Il Consiglio di Stato, sez. I, con parere n. 2859 del 13/11/2019, emesso su ricorso straordinario presentato da un Assessore revocato, torna ad occuparsi degli atti di revoca degli Assessori comunali.
Il Consiglio di Stato ribadisce principi già espressi in più occasioni dal giudice amministrativo, in ordine alla natura amministrativa e non politica dei provvedimenti di revoca degli assessori e sulla necessaria motivazione, anche sintetica, degli stessi.

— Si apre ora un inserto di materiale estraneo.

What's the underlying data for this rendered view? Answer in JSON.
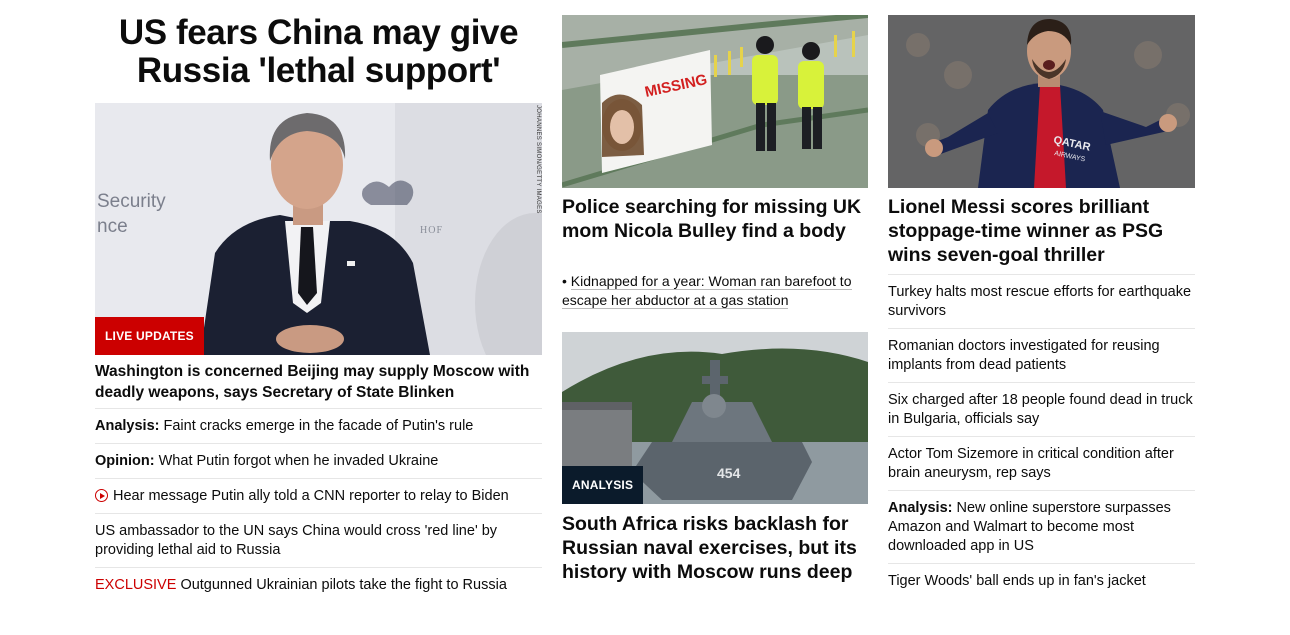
{
  "col1": {
    "main_headline": "US fears China may give Russia 'lethal support'",
    "hero_badge": "LIVE UPDATES",
    "hero_credit": "JOHANNES SIMON/GETTY IMAGES",
    "hero_backdrop_text_1": "Security",
    "hero_backdrop_text_2": "nce",
    "hero_backdrop_text_3": "HOF",
    "sub_headline": "Washington is concerned Beijing may supply Moscow with deadly weapons, says Secretary of State Blinken",
    "items": [
      {
        "kicker": "Analysis:",
        "text": "Faint cracks emerge in the facade of Putin's rule"
      },
      {
        "kicker": "Opinion:",
        "text": "What Putin forgot when he invaded Ukraine"
      },
      {
        "icon": "play-icon",
        "text": "Hear message Putin ally told a CNN reporter to relay to Biden"
      },
      {
        "text": "US ambassador to the UN says China would cross 'red line' by providing lethal aid to Russia"
      },
      {
        "kicker_red": "EXCLUSIVE",
        "text": "Outgunned Ukrainian pilots take the fight to Russia"
      }
    ]
  },
  "col2": {
    "card1": {
      "image_sign": "MISSING",
      "title": "Police searching for missing UK mom Nicola Bulley find a body",
      "related": "Kidnapped for a year: Woman ran barefoot to escape her abductor at a gas station"
    },
    "card2": {
      "badge": "ANALYSIS",
      "hull_number": "454",
      "title": "South Africa risks backlash for Russian naval exercises, but its history with Moscow runs deep"
    }
  },
  "col3": {
    "card": {
      "shirt_text_1": "QATAR",
      "shirt_text_2": "AIRWAYS",
      "title": "Lionel Messi scores brilliant stoppage-time winner as PSG wins seven-goal thriller"
    },
    "items": [
      {
        "text": "Turkey halts most rescue efforts for earthquake survivors"
      },
      {
        "text": "Romanian doctors investigated for reusing implants from dead patients"
      },
      {
        "text": "Six charged after 18 people found dead in truck in Bulgaria, officials say"
      },
      {
        "text": "Actor Tom Sizemore in critical condition after brain aneurysm, rep says"
      },
      {
        "kicker": "Analysis:",
        "text": "New online superstore surpasses Amazon and Walmart to become most downloaded app in US"
      },
      {
        "text": "Tiger Woods' ball ends up in fan's jacket"
      }
    ]
  },
  "colors": {
    "brand_red": "#cc0000",
    "badge_navy": "#0b1b2b",
    "divider": "#e6e6e6"
  }
}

In altra sede (Vademecum dell'Amministratore locale, II edizione, pag. 71 e seguenti) si è avuto modo di scrivere "come sia assolutamente necessario, ai fini della legittimità del provvedimento di revoca, che quest’ultimo sia motivato, anche se la motivazione può basarsi sulle più ampie valutazioni di opportunità politico-amministrativa. Ciò in quanto il provvedimento è sindacabile in sede giurisdizionale per profili formali o in caso di evidente arbitrarietà. Gli atti di nomina e di revoca degli assessori comunali non rientrano nella categoria degli “atti politici”, come tali sottratti al sindacato di legittimità, ma mantengono la natura di atti amministrativi pur essendo denotati da ampia discrezionalità, non diversamente dai c.d. “atti di alta amministrazione”. Essi sono quindi sottoponibili al sindacato giurisdizionale in ossequio alla norma generale di cui all’art. 113 Cost., quantomeno entro gli stretti ambiti di un giudizio di non manifesta irragionevolezza o arbitrarietà.
• la totale assenza della motivazione;
• la motivazione non aderente alla situazione di fatto accertata nel corso del giudizio;
• l’eccesso di potere, sotto il profilo della illogicità e/o irragionevolezza del provvedimento impugnato".
Nel parere n. 2859/2019 si legge in particolare che il Consiglio di Stato ha infatti affermato ripetutamente (da ultimo: V, sentenza 19 gennaio 2017 n. 215, che a sua volta richiama V, 5 dicembre 2012 n. 6228) che “il provvedimento di revoca dell’incarico di un singolo assessore [previsto] dall’art. 46, comma 4, del testo unico di cui al d.lgs. n. 267 del 2000 può basarsi sulle più ampie valutazioni di opportunità politico-amministrativa rimesse in via esclusiva al Sindaco, e segnatamente anche su ragioni afferenti ai rapporti politici all’interno della maggioranza consiliare e sulle sue ripercussioni sul rapporto fiduciario che deve sempre permanere tra il capo dell’amministrazione e il singolo assessore.”. E la sentenza ivi richiamata specifica che “la motivazione dell'atto di revoca può anche rimandare esclusivamente a valutazioni di opportunità politica e il sindaco ha solo l'onere formale di comunicare al Consiglio comunale la decisione di revocare un assessore, visto che è soltanto quest'ultimo organo che potrebbe opporsi, con una mozione di sfiducia, all'atto di revoca.”
In sostanza, dunque, anche il provvedimento sindacale di revoca dell’assessore soggiace all’obbligo generalissimo di motivazione posto dall’art. 3 della legge n 241/1990 (con la sola eccezione degli atti normativi e di quelli a contenuto generale). Obbligo che, per le ragioni richiamate sopra e condivise dalla Sezione, può essere adempiuto anche mediante una sintetica motivazione riferita al venir meno del rapporto fiduciario fra sindaco e assessore, ciò che tuttavia, nel caso di specie, non è avvenuto.
“Non può quindi condividersi l’assunto del Ministero circa la natura politica dell’atto di revoca e la conseguente assoluta inesistenza dell’obbligo di motivazione che, a ben vedere, non è affermato neppure dal precedente richiamato dalla relazione ministeriale (recte Consiglio di Stato, Sez. I, parere n. 4970/2013 del 24/12/2013)”.